In this essay I will be evaluating the three psychological theories known as Psychoanalytic Theory, Behaviourism and Humanistic Theory. I will describe each of the 3 theories and discuss their strengths and limitations, and what each theory aimed to do.
Psychoanalytic theory is the theory of personality development that guides psychoanalysis and is a particular therapy that aims to help with repressed emotions and memories (Mcleod 2007). It is also a clinical method for treating psychopathology, which is the scientific method for treating mental health disorders, (Oxford Dictionaries, English, 2019). The theory began with Sigmund Freud in the late 19th century. This theory is based on the belief that an individual is moved by the unseen powers that are controlled by the conscious and rational thought. Freud believed human behaviour consists of three different components in the mind. These are the ID, Ego and Super ego. The ID is the primitive part of the mind that wants immediate gratification, it contains the sexual and aggressive drives and is the unconscious part of the mind that doesn’t give much thought to what is right and wrong. The Ego is the logical and the conscious part of the mind which balances the demands of the ID and the super Ego. And the Super Ego is the ethical constraint, it relates to the moral values we learn as we mature. As we grow in society our Super Ego helps us differentiate between right and wrong. Freud believed these three components of the mind are always in conflict as the primary goal is different for each stage. Freudian slips are an example of the unconscious conflicting with the conscious, Freud described these ‘slip of the tongue’ as unconscious thoughts, beliefs or wishes.

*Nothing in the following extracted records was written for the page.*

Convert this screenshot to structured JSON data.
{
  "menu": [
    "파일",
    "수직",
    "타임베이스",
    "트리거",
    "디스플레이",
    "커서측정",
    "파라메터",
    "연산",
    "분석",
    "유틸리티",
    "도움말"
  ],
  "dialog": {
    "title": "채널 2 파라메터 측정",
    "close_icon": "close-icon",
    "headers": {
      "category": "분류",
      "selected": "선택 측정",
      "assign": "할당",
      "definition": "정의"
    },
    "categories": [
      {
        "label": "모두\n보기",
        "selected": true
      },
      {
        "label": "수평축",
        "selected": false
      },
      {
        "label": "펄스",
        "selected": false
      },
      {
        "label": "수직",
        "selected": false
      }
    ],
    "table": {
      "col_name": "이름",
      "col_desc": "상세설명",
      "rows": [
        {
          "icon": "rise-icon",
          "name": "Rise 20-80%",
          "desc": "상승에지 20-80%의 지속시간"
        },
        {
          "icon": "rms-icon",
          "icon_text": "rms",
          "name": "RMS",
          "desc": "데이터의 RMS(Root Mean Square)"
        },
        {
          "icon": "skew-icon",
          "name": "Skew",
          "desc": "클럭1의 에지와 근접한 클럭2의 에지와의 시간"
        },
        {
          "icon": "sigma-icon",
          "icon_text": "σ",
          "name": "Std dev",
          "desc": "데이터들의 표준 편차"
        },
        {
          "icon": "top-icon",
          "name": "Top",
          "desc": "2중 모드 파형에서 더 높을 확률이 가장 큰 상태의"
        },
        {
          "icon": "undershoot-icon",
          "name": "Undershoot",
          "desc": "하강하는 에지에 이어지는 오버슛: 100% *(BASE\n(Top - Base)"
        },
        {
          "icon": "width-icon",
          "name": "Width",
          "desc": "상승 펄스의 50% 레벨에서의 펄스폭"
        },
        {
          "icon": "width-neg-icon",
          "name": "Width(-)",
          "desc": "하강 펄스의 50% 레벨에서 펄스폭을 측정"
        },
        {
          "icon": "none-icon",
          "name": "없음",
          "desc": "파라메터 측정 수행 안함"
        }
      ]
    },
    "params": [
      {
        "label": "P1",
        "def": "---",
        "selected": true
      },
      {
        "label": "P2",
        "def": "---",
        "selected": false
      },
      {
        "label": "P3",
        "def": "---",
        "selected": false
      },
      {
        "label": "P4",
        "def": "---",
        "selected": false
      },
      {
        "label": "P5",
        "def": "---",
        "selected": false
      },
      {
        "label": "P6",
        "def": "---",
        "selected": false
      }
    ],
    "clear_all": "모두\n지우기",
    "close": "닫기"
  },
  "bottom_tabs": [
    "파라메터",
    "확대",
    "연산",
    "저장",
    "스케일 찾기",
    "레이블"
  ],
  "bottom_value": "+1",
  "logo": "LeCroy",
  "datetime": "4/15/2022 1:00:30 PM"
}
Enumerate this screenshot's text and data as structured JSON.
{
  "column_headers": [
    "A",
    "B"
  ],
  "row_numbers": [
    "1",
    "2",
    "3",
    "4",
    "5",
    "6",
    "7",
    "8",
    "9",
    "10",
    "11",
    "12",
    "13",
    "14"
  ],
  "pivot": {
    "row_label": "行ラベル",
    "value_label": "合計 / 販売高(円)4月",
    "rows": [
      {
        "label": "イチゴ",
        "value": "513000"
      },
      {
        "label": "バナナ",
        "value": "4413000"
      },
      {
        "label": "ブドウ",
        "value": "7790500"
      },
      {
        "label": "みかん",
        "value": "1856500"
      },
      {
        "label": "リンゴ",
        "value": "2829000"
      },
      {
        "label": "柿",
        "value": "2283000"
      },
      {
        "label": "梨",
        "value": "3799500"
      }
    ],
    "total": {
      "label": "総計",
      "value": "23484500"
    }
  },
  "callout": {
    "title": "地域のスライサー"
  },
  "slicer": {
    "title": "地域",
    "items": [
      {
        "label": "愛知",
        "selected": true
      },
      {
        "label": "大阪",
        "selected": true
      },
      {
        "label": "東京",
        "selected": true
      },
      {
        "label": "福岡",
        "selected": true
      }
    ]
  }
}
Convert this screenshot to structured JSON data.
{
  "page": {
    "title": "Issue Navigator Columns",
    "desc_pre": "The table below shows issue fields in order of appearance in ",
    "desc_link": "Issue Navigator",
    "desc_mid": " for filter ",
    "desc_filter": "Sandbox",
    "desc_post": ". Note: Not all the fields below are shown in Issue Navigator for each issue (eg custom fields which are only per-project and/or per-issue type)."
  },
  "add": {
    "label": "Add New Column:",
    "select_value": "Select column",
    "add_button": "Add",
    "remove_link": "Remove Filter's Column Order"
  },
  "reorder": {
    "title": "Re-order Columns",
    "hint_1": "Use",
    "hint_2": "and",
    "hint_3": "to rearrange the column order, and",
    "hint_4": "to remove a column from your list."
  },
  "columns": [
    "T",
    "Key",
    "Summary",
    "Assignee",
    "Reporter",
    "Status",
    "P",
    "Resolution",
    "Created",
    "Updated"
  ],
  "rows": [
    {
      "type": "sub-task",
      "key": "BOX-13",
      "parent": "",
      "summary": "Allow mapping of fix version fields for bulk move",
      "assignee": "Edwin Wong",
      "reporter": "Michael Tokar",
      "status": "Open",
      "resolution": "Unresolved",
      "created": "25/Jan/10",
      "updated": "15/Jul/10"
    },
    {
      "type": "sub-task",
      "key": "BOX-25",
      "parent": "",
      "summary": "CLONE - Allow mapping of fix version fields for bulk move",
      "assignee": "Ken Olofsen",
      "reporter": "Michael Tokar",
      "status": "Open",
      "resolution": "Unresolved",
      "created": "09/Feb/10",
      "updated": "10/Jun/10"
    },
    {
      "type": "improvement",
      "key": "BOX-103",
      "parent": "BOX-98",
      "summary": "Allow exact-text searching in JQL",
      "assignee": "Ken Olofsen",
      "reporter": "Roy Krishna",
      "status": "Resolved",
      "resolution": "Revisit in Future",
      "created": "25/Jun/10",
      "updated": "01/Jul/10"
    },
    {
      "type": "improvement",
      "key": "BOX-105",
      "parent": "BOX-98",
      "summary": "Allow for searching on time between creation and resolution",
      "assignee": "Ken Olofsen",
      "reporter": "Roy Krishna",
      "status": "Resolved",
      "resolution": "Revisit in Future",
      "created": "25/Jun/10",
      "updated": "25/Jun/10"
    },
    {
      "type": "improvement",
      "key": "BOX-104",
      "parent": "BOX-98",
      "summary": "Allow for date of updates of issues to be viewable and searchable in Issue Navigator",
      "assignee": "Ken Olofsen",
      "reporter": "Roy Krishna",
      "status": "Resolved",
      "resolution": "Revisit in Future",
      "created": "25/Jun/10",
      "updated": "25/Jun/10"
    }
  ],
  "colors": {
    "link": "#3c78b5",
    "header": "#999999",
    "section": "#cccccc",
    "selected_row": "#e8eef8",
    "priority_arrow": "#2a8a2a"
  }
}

Unlike other theories of that time, Psychoanalytic Theory relied on, and was based on experimental psychology. This theory has been able to explain aspects of the human personality and has led to more theories as time went on. Based on Freud’s findings it allowed for a new perspective on mental health and illnesses, it also helped people to see that talking about their problems with professionals could help their symptoms. Though Freud had positive results not everyone is willing to go through therapy as it is time consuming and doesn’t provide answers quickly. Patients also have to be prepared to invest not just time but money into therapy, and that unfortunately is not possible for all. Therapy can also lead to patients reliving some painful and unpleasant memories that have been repressed, which in some cases can lead to more distress. Freud helped a lot of patients in his time and a lot of patients benefited from this therapy but therapy does not work for all people and all types of disorders.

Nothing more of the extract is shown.